La grandeur de Felix Guattari

Le fait que Félix Guattari soit l’auteur de six pièces déplace le centre de gravité de notre recherche. Cette production théâtrale résonne-t-elle avec la philosophie de Gilles Deleuze et leur philosophie écrite en commun ? Ou, au contraire, n’apparaît-elle pas dans une discontinuité avec la théorie ? Il aurait été idéal que le théâtre de Félix Guattari se présente comme le versant pratique des idées développées dans les livres écrits en commun, idéal que Félix Guattari se pose comme « le Wagner de Deleuze » : de cette façon, nous aurions pu examiner le parfait glissement entre le discours philosophique et l’écriture dramatique. Mais en réalité, cette écriture dramatique ne s’inscrit pas dans une complète continuité. Si nous trouvons toutefois des points significatifs de correspondance avec l’oeuvre écrite à quatre mains, il s’avère que ce théâtre est à l’image du seul Guattari ; un jardin privé dans lequel il continue de cultiver des problématiques contestées dans L’Anti-OEdipe et dans Mille plateaux : on y constate, par exemple, une forte résurgence d’un fond référentiel lié aux théories de Ferdinand de Saussure et de Jacques Lacan. Mais si la pensée du théâtre de Deleuze et l’écriture théâtrale de Guattari ne sont pas aussi connectées qu’on le voudrait, pourquoi les avoir réunies dans cette thèse ? D’abord parce que la relation entre les deux philosophes est assez singulière, du fait de leur écriture à quatre mains, pour s’intéresser aux circulations d’idées qui s’opèrent entre eux.
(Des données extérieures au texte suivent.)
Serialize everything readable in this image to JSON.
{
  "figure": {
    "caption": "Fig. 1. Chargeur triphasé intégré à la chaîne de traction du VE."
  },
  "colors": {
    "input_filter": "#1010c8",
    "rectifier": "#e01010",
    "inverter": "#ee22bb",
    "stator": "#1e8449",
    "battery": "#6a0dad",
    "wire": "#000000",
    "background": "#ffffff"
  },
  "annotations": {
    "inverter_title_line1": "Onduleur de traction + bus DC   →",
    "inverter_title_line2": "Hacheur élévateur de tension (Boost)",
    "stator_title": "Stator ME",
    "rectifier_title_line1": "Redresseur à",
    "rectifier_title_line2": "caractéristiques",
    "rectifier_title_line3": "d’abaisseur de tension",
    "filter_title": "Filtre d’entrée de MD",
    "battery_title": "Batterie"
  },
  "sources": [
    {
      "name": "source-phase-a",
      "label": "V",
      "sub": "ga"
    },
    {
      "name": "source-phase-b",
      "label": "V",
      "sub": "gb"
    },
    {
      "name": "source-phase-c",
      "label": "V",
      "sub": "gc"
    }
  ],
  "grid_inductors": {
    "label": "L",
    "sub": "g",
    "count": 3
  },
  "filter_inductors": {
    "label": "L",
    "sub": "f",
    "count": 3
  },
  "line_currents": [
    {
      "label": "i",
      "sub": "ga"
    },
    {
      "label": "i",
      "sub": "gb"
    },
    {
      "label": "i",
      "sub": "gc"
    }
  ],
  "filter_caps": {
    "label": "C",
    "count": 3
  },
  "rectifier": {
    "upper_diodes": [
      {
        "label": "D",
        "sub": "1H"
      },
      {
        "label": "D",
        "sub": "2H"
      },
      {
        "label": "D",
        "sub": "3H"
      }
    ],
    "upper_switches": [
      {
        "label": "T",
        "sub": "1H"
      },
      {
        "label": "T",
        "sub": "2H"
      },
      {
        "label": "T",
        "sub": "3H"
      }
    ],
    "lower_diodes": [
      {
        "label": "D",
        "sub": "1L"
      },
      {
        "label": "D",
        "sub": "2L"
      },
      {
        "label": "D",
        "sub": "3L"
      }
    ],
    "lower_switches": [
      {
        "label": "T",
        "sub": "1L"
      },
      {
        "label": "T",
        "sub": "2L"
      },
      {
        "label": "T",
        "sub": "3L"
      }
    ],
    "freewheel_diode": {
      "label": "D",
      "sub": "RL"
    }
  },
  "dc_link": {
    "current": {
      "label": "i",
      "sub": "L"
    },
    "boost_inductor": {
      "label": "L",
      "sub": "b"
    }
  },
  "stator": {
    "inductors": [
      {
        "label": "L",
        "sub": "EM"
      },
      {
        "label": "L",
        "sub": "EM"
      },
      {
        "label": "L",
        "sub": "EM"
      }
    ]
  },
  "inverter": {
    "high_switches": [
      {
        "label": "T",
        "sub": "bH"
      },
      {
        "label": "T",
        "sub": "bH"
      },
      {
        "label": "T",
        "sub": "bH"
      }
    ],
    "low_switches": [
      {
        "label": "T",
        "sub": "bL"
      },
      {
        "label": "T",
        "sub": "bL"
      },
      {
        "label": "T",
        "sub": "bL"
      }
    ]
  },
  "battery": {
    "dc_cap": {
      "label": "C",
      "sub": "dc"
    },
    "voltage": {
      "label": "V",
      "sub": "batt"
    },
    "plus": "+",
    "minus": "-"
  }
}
Une circulation qui s’effectue, de plus, entre deux types de discours différents : le discours philosophique et l’écriture dramatique. L’intérêt est d’analyser de quelle manière un homme de pensée, à partir du moment où il se confronte à l’écriture dramatique, joue avec son bagage théorique : s’il se dirige, selon une continuité logique, vers l’écriture d’un théâtre à thèse, d’un théâtre philosophique, ou s’il prend le contre-pied de cet horizon d’attente et livre un théâtre comique, potache, dada. Si l’on ne peut cacher que le théâtre de Félix Guattari ne relève pas d’une grande qualité littéraire, ce théâtre s’inscrit dans l’esprit d’une philosophie créative, « pop », qui s’arroge le droit de sortir de son langage et de ses formes attendues. Ces pièces de théâtre lancent des pistes, suggèrent des orientations sans même les déchiffrer et invitent à se laisser parcourir sans chercher à vouloir se faire véritablement comprendre.